We have long made clear our intention to negotiate a new relationship with the EU which covers civil judicial co-operation. The political declaration provides a positive means for discussion on this. It makes it clear that the UK and EU have agreed to explore a bilateral arrangement on matrimonial and parental responsibility and other related matters. This goes further than the arrangements that the EU currently has with any other third country to date.
The UK also remains committed to future co-operation on civil and commercial matters with the EU—recognising that this is in both our interests, for the reasons the noble Lord, Lord Marks, set out—and to similar co-operation with other international partners. In this area, the UK will, as a minimum, continue to prioritise joining Hague 2005 in our own right and seek also to accede to the Lugano Convention. The UK will engage with EU partners to ensure that these important issues, which provide vital protections for citizens, are the focus of detailed negotiations with the EU.
On the specific issues which the noble Lord referred to, co-operation in this area makes clear that the UK and EU have agreed to explore a bilateral arrangement on aspects of law. This goes further than any arrangements that the EU currently has with a third country. The UK also remains committed to international co-operation in future.
The noble Lord asked what would happen in the event of no deal. As a responsible Government, we are preparing for all outcomes, hence the statutory instruments debated in Grand Committee yesterday.
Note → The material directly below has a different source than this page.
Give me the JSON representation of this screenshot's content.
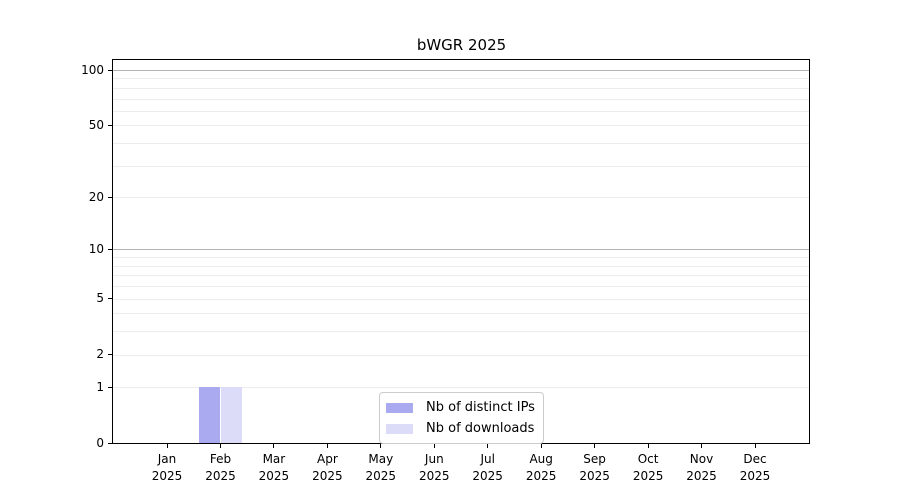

We have published a dedicated technical notice for civil judicial co-operation, detailing how the rules would change in the event that we cannot reach a deal. This is not our preferred outcome—we remain focused on getting a deal that works for the UK and the EU. The rules on civil judicial co-operation rely on reciprocity. After exit, even if the UK were to apply these rules unilaterally, there would be no requirement on EU member states to apply the same rules in the UK. Without the guarantee of reciprocity, our broad approach is to repeal existing EU instruments and revert to applying the rules which the UK currently applies in relation to non-EU matters.
I am grateful to the noble Lord for raising this important matter, and I hope that I have provided as much reassurance as I am able to at this stage.